PRÓLOGO

50 2 0
                                        

El último día de Faerie Britain

Morgan había muerto.

No se trataba de una metáfora, ni de una derrota de la cual pudiera levantarse orgullosamente, ni de una retirada cuidadosamente calculada.

Las hadas la habían devorado.

Su carne había desaparecido entre dientes y manos desesperadas, y su sangre había terminado mezclada con la suciedad de aquella tierra que había gobernado durante tantos años. Sin embargo, algo permanecía dentro de quienes habían consumido sus restos; algo que ni siquiera ellas habían sido capaces de digerir.

Un último mecanismo mágico, preparado mucho antes de que cualquiera imaginara traicionarla, reaccionó cuando su cuerpo dejó de existir.

Las primeras arcadas comenzaron poco después.

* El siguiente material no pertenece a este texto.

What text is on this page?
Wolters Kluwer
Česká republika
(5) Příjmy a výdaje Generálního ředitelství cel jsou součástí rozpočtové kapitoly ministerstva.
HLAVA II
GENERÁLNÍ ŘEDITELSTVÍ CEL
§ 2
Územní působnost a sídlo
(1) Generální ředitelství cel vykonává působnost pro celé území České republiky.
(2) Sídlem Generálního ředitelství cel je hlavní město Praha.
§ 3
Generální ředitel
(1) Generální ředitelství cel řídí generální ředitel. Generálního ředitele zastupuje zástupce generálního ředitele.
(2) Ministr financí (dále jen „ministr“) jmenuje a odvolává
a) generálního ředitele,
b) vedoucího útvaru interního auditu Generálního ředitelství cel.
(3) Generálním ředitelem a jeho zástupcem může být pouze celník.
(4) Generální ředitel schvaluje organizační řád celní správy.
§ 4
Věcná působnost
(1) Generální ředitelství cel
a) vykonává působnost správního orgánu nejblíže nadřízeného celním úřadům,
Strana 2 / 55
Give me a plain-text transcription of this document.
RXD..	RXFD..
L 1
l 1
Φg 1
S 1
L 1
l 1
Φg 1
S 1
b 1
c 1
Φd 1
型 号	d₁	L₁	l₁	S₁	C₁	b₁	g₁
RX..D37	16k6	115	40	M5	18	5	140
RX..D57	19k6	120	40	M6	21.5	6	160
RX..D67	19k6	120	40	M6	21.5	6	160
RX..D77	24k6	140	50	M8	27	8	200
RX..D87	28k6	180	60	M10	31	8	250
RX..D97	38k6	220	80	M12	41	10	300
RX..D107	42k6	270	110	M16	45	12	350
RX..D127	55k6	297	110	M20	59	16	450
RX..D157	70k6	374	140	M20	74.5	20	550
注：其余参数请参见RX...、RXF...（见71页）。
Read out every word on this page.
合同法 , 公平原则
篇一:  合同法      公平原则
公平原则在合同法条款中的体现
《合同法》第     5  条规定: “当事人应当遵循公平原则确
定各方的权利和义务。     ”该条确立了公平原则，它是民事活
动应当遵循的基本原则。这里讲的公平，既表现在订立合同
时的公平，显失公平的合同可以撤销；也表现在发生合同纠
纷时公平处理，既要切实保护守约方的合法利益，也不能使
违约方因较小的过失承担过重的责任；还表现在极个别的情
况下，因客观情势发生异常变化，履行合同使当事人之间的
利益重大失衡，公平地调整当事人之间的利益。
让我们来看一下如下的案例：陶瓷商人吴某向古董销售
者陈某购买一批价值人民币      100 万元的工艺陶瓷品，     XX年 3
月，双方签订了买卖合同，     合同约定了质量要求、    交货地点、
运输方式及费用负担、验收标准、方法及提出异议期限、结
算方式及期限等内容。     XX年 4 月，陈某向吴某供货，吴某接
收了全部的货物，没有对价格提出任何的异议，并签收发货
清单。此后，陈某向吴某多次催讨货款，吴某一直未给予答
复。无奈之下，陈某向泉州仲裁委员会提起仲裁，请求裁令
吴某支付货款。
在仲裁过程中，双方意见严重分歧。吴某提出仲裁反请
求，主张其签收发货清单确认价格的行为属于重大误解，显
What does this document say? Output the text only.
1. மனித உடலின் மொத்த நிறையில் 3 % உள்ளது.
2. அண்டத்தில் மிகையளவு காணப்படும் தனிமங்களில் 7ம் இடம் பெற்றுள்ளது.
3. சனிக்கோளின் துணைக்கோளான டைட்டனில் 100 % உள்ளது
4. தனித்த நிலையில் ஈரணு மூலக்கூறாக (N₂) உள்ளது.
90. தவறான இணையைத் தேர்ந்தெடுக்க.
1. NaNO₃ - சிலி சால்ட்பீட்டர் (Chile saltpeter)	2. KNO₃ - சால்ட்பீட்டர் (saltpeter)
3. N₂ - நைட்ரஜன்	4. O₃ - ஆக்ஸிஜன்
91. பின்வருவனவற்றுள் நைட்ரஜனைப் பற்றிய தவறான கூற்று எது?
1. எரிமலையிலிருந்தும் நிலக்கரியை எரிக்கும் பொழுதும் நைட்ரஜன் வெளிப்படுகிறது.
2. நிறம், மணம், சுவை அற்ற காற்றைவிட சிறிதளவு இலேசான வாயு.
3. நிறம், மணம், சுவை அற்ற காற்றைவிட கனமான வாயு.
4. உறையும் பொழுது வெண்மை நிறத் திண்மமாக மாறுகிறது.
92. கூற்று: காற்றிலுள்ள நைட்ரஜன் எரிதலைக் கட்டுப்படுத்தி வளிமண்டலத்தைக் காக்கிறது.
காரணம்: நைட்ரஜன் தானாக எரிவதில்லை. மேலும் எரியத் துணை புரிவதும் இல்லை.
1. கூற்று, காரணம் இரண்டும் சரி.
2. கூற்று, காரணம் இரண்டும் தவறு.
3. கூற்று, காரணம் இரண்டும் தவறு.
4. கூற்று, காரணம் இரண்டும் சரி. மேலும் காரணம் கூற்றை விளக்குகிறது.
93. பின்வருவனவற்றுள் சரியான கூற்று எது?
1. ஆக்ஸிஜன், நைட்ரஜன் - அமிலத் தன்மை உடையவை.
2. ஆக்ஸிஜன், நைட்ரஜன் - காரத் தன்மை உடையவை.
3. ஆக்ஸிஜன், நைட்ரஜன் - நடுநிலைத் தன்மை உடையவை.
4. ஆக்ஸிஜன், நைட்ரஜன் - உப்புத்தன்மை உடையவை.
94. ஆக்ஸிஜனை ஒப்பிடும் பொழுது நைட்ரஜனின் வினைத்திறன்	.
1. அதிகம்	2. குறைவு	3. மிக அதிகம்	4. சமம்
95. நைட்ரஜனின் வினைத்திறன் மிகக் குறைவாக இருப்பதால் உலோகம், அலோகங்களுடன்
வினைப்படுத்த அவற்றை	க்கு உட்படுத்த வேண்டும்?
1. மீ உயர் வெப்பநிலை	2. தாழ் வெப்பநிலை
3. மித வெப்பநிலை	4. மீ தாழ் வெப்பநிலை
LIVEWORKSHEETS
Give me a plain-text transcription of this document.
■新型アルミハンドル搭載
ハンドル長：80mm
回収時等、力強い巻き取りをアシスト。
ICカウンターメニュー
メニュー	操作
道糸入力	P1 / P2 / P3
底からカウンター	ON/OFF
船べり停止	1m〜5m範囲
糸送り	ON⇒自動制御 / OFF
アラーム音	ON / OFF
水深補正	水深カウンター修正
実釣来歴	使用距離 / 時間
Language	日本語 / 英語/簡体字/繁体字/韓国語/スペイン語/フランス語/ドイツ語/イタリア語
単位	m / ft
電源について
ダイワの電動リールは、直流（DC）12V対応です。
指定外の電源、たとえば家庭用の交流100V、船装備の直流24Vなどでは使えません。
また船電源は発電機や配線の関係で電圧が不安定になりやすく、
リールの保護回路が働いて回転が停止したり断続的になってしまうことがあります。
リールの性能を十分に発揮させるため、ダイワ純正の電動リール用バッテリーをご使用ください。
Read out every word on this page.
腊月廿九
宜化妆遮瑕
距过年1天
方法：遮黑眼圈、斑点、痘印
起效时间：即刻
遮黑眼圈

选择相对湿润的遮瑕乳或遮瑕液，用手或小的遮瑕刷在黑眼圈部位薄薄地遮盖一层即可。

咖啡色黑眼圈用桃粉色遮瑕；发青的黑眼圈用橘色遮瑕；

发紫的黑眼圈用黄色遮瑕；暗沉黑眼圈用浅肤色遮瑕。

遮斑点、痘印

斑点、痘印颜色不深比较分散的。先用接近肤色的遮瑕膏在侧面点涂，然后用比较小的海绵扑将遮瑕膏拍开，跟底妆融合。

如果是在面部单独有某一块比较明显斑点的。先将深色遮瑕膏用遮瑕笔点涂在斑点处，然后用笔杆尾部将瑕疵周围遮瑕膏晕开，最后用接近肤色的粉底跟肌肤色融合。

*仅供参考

Una de las hadas cayó de rodillas mientras otra se llevaba ambas manos a la garganta. Pronto las demás comenzaron a sufrir el mismo tormento y aquello que habían consumido regresó violentamente desde sus entrañas.

No era carne ni hueso.

Era esencia.

La esencia de Morgan.

Sangre, magia y fragmentos de existencia fueron expulsados hasta acumularse sobre el suelo, formando un fango escarlata que comenzó a agitarse por voluntad propia.

De aquella masa emergió primero una mano cuyos dedos se clavaron en la tierra. Después apareció un brazo, mientras huesos, músculos y piel se reconstruían lentamente alrededor de una voluntad que se negaba a desaparecer.

Las hadas retrocedieron horrorizadas.

Una de ellas apenas alcanzó a abrir la boca.

Morgan abrió los ojos.

No hubo preguntas, amenazas ni siquiera odio.

Solo magia.

Cuando finalmente consiguió ponerse en pie, ninguna de las hadas que la habían devorado seguía con vida.

Su cuerpo recién reconstruido temblaba y cada movimiento le provocaba dolor. La inmensa reserva mágica que alguna vez había poseído era ahora apenas una sombra de sí misma.

Pero estaba viva.

Morgan levantó la mirada y comprendió que aquello ya no importaba.

***

Desde el malecón podía contemplarlo todo.

Faerie Britain ardía bajo un horizonte cubierto por las llamas. Torres que habían sobrevivido durante siglos se desplomaban, los bosques desaparecían bajo incendios imposibles de contener y el propio cielo parecía quebrarse mientras enormes extensiones del mundo comenzaban a desvanecerse.

No estaban siendo destruidas.

Estaban siendo borradas.

Morgan permaneció inmóvil ante el final de aquello a lo que había dedicado incontables años.

Había gobernado aquel reino, lo había construido y castigado para mantenerlo en pie. Había sacrificado cuanto consideró necesario para preservar aquella tierra, soportando traiciones y calamidades en nombre de un futuro que siempre parecía exigir algo más de ella.

Todo para esto.

Las llamas continuaron avanzando mientras Morgan contemplaba, sin derramar una lágrima, cómo todo aquello por lo que había luchado era condenado igualmente al olvido.

Nada de lo que había hecho había servido para evitar aquel final.

Por primera vez ya no existía un reino que conservar, un trono que defender ni un mañana que preparar.